Staff who helped crack Nazi code reunited at former secret base
STAFF WHO helped uncover secret Nazi communications were reunited at Britain’s former codebreaking headquarters on Sunday – the 78th anniversary of Britain declaring war on Germany.
More than 100 veterans gathered at Bletchley Park, Buckinghamshire, where the German Enigma cipher was broken during the Second World War.
Military historians believe this was one of the conflict’s major turning points – enabling the British to unlock German navy messages and save Allied convoys.
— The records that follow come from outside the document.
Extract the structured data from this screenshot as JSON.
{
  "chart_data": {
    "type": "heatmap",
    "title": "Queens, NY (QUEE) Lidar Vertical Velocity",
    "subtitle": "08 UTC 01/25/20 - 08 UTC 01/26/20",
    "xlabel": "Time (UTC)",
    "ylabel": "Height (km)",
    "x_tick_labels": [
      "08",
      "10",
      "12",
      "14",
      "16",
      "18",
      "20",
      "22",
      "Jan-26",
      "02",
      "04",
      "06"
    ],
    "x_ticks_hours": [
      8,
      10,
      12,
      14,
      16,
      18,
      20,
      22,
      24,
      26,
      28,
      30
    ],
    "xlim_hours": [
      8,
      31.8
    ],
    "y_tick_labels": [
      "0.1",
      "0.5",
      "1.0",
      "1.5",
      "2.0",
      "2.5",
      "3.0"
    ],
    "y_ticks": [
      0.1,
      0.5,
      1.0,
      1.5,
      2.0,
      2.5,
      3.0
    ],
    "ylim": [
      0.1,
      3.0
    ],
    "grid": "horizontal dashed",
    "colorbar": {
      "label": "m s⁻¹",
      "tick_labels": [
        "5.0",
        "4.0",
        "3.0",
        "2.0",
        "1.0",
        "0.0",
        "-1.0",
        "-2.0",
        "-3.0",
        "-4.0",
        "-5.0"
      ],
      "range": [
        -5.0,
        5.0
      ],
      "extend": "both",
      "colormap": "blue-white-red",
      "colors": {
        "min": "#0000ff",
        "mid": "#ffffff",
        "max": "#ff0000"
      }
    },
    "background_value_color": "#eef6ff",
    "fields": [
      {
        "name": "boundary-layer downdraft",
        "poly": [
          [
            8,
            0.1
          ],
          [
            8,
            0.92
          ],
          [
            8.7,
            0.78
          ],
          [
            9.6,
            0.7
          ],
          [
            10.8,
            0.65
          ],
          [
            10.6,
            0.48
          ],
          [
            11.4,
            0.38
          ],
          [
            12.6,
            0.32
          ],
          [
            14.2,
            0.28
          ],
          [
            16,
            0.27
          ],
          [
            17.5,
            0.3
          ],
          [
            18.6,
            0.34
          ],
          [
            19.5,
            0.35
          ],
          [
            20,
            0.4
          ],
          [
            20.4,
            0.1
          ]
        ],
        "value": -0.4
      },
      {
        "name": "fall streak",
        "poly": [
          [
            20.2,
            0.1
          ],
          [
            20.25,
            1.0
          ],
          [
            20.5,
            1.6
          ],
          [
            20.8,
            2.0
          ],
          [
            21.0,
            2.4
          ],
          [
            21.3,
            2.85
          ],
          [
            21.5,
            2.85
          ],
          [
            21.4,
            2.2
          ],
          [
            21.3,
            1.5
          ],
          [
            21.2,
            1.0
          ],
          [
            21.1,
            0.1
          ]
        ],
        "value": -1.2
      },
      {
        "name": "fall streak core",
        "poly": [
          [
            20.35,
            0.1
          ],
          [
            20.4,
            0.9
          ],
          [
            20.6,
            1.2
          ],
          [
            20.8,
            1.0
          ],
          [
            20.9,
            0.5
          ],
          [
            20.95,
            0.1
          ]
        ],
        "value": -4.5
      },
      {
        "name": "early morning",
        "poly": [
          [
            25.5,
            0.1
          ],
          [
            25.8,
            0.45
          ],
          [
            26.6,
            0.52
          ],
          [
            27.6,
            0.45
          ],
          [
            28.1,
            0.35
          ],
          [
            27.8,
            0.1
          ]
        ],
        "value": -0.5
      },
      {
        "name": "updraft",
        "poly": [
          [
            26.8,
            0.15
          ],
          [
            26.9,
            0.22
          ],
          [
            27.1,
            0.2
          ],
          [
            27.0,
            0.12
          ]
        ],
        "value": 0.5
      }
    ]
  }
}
Arthur Maddocks, 95, remembered being given lines of code by “clever boys next door” when he would look for patterns and feed it through a machine.
The Oxford-educated economist told the Press Association: “The work was repetitive, like solving a puzzle over and over again, but you were sustained by remembering its vast importance. If it had been worked out correctly, out would come a stream of beautiful clear German text. It was absolutely sensational, a revelation. I thought to myself ‘the war’s over, the Germans can’t possibly win’.”
Some 10,000 staff – three-quarters of them women – from aristocrats to secretaries worked at the stately mansion at the height of the war, while thousands more were posted overseas.
Scores of former workers – most well into their 90s – gathered in the sprawling grounds to remember their efforts.
Betty Webb MBE, 94, had been handling top-tier Nazi communications about the Holocaust as an 18-year-old typist – but only found out decades later.
She said: “Outside your own office, nobody talked about what they did. You had to be very strict with yourself.”
But the code-breaking push was not all completed from inside the gates of Bletchley. Doris Tuffin, 94, talked of the “relief ” of being able to discuss her wartime work, having been a transmitter in Colombo, Sri Lanka.
She said: “We were all proud Brits and that’s why we signed up. Hitler was taking other countries but he jolly well wasn’t having ours.”